The Ice Cream Queen of Orchard Street by Susan Jane Gilman

The Ice Cream Queen of Orchard StreetMalka is a young child when her Russian Jewish family flees the pogroms to begin a new life in America. Like most Eastern Europeans who came in the early 20th Century, they find themselves crammed into the tenements of New York and working for pennies. Unlike other families, Malka’s family does not succeed in climbing their way out of poverty. Malka finds herself orphaned and crippled at age eight. She is taken in by an Italian family who makes Italian Ices and Ice Cream. Despite all this, Malka is determined to succeed on her own, even when she suffers setback after setback.

Mr.
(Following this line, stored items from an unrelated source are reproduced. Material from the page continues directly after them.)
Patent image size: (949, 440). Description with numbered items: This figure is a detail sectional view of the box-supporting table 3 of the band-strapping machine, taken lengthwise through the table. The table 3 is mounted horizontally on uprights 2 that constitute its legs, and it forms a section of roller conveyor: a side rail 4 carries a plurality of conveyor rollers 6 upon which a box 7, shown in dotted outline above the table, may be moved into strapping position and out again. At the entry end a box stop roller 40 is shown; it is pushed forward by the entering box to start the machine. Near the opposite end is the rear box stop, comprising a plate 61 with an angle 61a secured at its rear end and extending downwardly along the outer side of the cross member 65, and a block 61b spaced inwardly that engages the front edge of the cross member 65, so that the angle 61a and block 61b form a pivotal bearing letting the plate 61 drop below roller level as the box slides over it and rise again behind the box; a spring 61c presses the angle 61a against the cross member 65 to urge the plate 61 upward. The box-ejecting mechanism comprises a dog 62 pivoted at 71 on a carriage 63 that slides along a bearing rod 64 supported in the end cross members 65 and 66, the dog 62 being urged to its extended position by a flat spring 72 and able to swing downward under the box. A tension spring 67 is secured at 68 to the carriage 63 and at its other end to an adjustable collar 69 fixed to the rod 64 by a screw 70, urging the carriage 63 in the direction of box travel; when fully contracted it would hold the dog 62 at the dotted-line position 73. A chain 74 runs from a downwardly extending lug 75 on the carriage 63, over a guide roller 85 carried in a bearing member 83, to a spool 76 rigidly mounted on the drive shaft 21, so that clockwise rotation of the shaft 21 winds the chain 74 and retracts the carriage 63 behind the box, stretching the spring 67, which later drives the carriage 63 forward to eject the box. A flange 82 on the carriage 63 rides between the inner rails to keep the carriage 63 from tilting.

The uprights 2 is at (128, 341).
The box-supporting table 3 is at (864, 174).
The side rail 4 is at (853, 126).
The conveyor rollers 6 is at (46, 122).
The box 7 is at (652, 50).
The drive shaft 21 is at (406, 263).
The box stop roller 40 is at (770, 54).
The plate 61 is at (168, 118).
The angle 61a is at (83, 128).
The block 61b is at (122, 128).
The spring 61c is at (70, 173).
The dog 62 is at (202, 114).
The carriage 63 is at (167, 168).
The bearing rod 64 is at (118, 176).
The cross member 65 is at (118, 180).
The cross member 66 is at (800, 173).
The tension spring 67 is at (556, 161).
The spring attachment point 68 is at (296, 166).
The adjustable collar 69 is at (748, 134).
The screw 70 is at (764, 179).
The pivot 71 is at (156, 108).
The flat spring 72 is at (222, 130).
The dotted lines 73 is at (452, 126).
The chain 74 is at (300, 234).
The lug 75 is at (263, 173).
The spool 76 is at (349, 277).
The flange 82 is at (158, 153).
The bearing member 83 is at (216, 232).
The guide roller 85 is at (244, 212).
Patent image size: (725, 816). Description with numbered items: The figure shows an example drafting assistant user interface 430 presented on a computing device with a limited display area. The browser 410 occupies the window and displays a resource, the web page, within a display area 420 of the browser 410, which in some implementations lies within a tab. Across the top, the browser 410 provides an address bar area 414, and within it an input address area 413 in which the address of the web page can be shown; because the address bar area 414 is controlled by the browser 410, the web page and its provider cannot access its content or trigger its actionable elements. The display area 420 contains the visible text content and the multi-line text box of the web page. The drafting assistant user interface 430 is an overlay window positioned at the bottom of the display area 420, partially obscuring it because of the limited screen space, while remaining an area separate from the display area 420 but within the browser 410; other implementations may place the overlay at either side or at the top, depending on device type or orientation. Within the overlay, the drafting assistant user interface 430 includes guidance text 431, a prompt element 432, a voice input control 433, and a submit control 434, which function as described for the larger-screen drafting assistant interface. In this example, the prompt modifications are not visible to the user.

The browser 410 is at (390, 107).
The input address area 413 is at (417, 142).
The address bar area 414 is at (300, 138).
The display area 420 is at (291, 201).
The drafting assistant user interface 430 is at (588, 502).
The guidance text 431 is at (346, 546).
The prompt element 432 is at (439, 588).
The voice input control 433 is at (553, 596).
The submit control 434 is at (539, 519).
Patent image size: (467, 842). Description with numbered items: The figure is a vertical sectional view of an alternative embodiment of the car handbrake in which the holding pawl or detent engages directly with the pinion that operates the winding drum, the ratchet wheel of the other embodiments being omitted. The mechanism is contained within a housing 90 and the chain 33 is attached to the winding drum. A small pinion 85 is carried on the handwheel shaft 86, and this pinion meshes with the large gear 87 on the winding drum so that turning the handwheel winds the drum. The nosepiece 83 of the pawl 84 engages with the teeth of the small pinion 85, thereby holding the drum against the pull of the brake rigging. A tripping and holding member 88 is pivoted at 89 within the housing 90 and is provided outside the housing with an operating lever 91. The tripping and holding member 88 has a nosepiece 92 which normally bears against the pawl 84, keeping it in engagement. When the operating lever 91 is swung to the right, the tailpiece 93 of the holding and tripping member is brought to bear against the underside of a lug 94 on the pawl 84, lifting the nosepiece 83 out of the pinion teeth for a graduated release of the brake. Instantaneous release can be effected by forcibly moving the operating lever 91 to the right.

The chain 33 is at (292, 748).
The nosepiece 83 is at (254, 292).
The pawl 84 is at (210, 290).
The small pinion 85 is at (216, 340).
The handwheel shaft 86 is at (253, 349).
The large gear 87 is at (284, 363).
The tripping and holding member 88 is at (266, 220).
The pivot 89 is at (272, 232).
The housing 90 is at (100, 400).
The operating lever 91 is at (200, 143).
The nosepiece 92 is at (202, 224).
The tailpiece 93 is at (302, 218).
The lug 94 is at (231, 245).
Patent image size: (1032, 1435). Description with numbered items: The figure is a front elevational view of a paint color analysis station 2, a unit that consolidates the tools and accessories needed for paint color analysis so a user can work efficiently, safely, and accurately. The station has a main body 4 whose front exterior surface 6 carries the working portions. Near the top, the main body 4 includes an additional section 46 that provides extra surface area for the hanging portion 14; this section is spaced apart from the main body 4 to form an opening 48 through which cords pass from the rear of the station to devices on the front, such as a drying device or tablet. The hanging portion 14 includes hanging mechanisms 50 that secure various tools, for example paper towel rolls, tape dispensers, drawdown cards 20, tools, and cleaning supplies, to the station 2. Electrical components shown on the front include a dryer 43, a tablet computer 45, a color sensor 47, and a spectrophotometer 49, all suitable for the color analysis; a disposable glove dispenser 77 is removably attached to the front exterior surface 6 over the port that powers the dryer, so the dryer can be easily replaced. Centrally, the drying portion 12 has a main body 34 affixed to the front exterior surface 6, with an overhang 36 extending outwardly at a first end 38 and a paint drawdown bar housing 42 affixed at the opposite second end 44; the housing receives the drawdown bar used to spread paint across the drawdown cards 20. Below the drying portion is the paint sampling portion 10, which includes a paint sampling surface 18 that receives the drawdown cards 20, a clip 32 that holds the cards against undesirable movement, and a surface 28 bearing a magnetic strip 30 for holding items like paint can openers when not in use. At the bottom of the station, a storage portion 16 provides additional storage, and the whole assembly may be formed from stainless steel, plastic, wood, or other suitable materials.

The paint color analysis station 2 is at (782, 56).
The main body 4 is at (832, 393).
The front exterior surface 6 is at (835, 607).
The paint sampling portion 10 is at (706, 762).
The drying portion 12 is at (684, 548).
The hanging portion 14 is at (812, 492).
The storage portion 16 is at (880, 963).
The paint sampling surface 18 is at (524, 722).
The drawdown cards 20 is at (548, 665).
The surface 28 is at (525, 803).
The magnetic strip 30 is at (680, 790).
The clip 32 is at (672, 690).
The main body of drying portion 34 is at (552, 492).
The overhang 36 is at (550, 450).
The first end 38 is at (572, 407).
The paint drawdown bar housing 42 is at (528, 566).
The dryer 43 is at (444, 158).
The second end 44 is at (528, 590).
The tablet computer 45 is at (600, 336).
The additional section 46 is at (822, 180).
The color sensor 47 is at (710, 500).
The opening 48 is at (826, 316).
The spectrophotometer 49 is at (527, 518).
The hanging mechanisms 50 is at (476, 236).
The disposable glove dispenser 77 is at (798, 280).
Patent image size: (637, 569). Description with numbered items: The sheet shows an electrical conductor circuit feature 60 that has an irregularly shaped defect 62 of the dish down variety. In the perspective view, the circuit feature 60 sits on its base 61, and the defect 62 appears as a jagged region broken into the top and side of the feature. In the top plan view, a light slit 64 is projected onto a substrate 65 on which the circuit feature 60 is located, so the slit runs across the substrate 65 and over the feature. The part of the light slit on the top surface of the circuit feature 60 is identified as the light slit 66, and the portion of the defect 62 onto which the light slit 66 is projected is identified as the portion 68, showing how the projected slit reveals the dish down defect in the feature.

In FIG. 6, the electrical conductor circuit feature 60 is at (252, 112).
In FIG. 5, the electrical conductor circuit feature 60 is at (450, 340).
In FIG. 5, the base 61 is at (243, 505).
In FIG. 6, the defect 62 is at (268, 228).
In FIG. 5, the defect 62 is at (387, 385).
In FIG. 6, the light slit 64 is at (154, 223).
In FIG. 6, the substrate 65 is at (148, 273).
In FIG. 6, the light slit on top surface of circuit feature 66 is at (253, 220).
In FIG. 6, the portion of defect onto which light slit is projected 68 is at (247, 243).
Dinallo, who adopts Malka, is kind but tough. He feels responsible for her since it was his ice cream cart that hit Malka and caused her disability. He takes her in, changes her name to Lilian, and teaches her about the ice cream trade. Lilian even adopts the Catholic religion to fit in. Yet she is never really considered to be one of the family. She sleeps in the store instead of in their apartment, and has to do the menial labor that none of his real children want to do. After Mr. Dinallo dies, Lilian believes her life will remain intertwined with the family forever, but fate conspires against her once more.

Lilian does find happiness when she falls in love with Albert Dunkle, a poor but handsome man. They begin an ice cream business of their own, starting with just one machine and a truck. Their rise to fortune mirrors the struggles of the United States; barely getting by during the depression in the 1930’s, being separated as Albert goes off to war, and prosperity finally coming after World War Two ends. By the early 1960’s, Malka Treynovsky has transformed into Lilian Dunkle the Ice Cream Queen, the fabulously rich and popular host of a children’s television show. Privately, though, she is still the caustic, tough girl from the tenements.

I loved the feisty voice of the narrator, and the fact that she was not perfect. She had a lot of bad things happen to her, but she fought back with vengeance, not sweet acceptance. This was a pleasant change from novels with a long suffering hero or heroine who triumphs by being perfect and righteous.

The Ice Cream Queen is Gilman’s first novel, but if you enjoy her wonderful sense of humor, try her memoir Hypocrite in a Pouffy White Dress.